The finding comes as a “groundbreaking” study the European Geosciences Union published Thursday in the journal Earth System Dynamics found that Antarctic sea ice has emerged as a key predictor of accelerated ocean warming. Using Earth system models and satellite images from 1980 to 2020, the researchers found higher sea ice extent enhances cloud cover, which has a cooling effect overall by reducing incoming solar radiation. As a result, ongoing sea ice loss is linked to larger reductions in clouds, stronger surface warming, and even more ocean heat uptake, accelerating the cycle.
Duke Energy plans to meet surging demand for electricity by increasing its natural gas and battery capacity, keeping coal plants open for up to four years longer than previously estimated, and evaluating new sites for nuclear reactors. The 100-page biennial proposal published this week dials back plans for more renewables such as wind and solar. It also pushed back the earliest start date for a new reactor to 2037, declined to commit to either small modular reactors or large traditional units, and said the utility still needs extra protections against cost overruns before embarking on construction.

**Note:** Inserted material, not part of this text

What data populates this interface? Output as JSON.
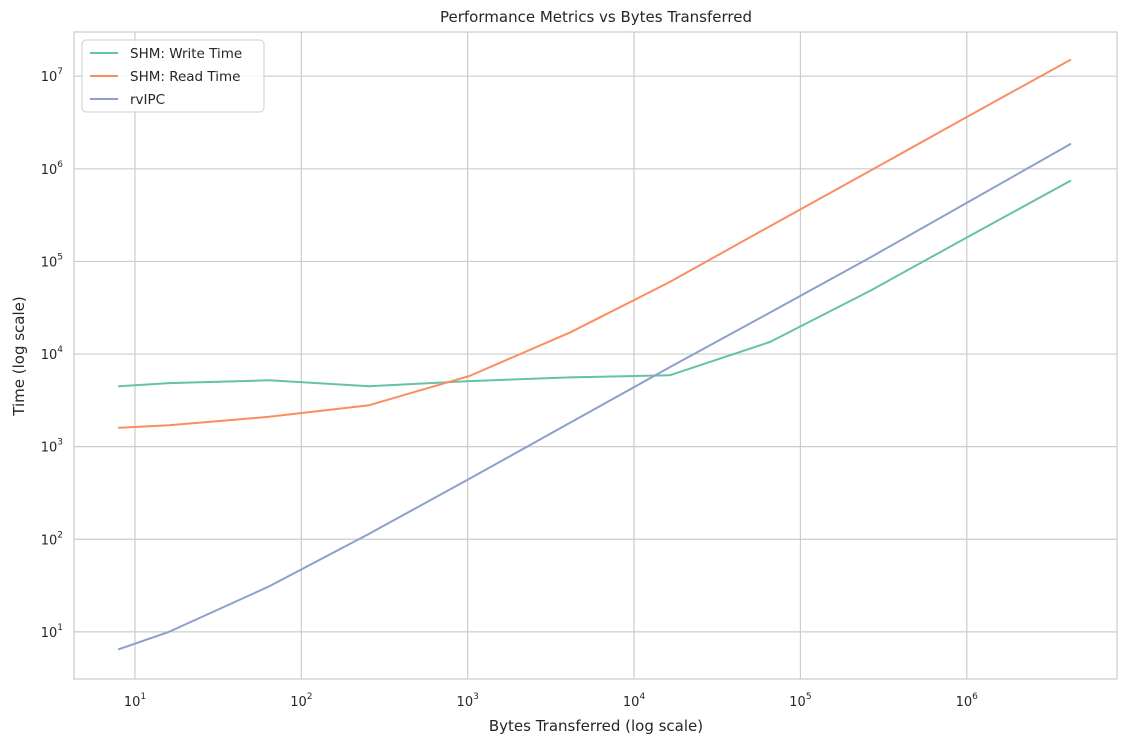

In the meantime, the added years of coal burning “will result in millions of tons in additional greenhouse gases over the next decade when combined with other proposed changes to the utility’s fuel mix,” Inside Climate News reported. In a statement to Axios, North Carolina Governor Josh Stein, a Democrat, called on the state’s utilities commission to “require significant changes” and condemned Duke for “retreating from the state’s clean energy future.”
New research by a team of scientists from the U.K. and New Zealand has found that new analytical methods could bolster conservation breeding programs by offering a better understanding of why eggs don’t hatch. The researchers used fluorescent dyes to discover that nearly 66% of 174 unhatched eggs examined in the study had been fertilized, whereas previous methods suggested that only 5.2% had been fertilized. “There are many different factors that contribute to breeding success,” Gary Ward, a co-author from the London-based ZSL Institute of Zoology, said in a statement, “and the more understanding we can have into why an egg might not hatch, the more we can refine our care for these birds and the better chance of recovery we can give them.”

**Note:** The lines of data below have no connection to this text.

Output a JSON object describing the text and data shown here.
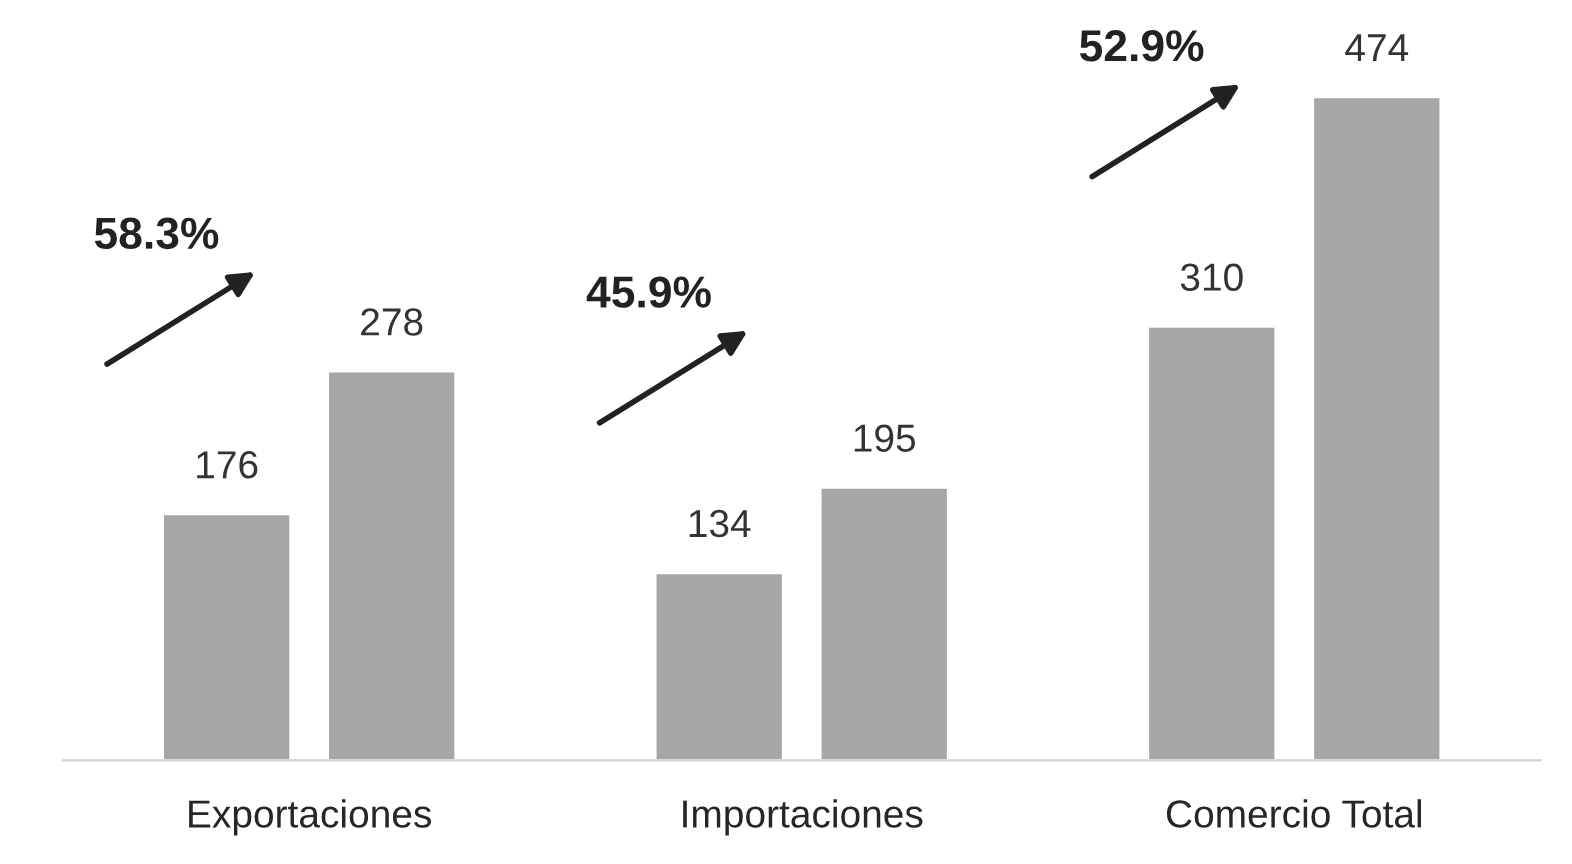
{
  "chart_data": {
    "type": "bar",
    "categories": [
      "Exportaciones",
      "Importaciones",
      "Comercio Total"
    ],
    "series": [
      {
        "color": "#a6a6a6",
        "values": [
          176,
          134,
          310
        ]
      },
      {
        "color": "#a6a6a6",
        "values": [
          278,
          195,
          474
        ]
      }
    ],
    "data_labels": true,
    "grid": false,
    "annotations": [
      "58.3%",
      "45.9%",
      "52.9%"
    ]
  }
}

And more on the week’s most important fights around renewable energy projects.
1. Ocean County, New Jersey – A Trump administration official said in a legal filing that the government is preparing to conduct a rulemaking that could restrict future offshore wind development and codify a view that could tie the hands of future presidential administrations.
2. Prince William County, Virginia – The large liberal city of Manassas rejected a battery project over fire fears, indicating that post-Moss Landing, anxieties continue to pervade in communities across the country.
3. Oklahoma County, Oklahoma – The Sooner state legislature on Monday held a joint committee meeting on solar and wind setbacks featuring prominent anti-wind advocates.
4. Tippacanoe County, Indiana – The developers of a large-scale solar project are suing the county over being rejected.
5. Dane County, Wisconsin – The Wisconsin Public Service Commission approved Invenergy’s Badger Hollow wind project – the state’s first new fully-permitted wind energy project in more than a decade.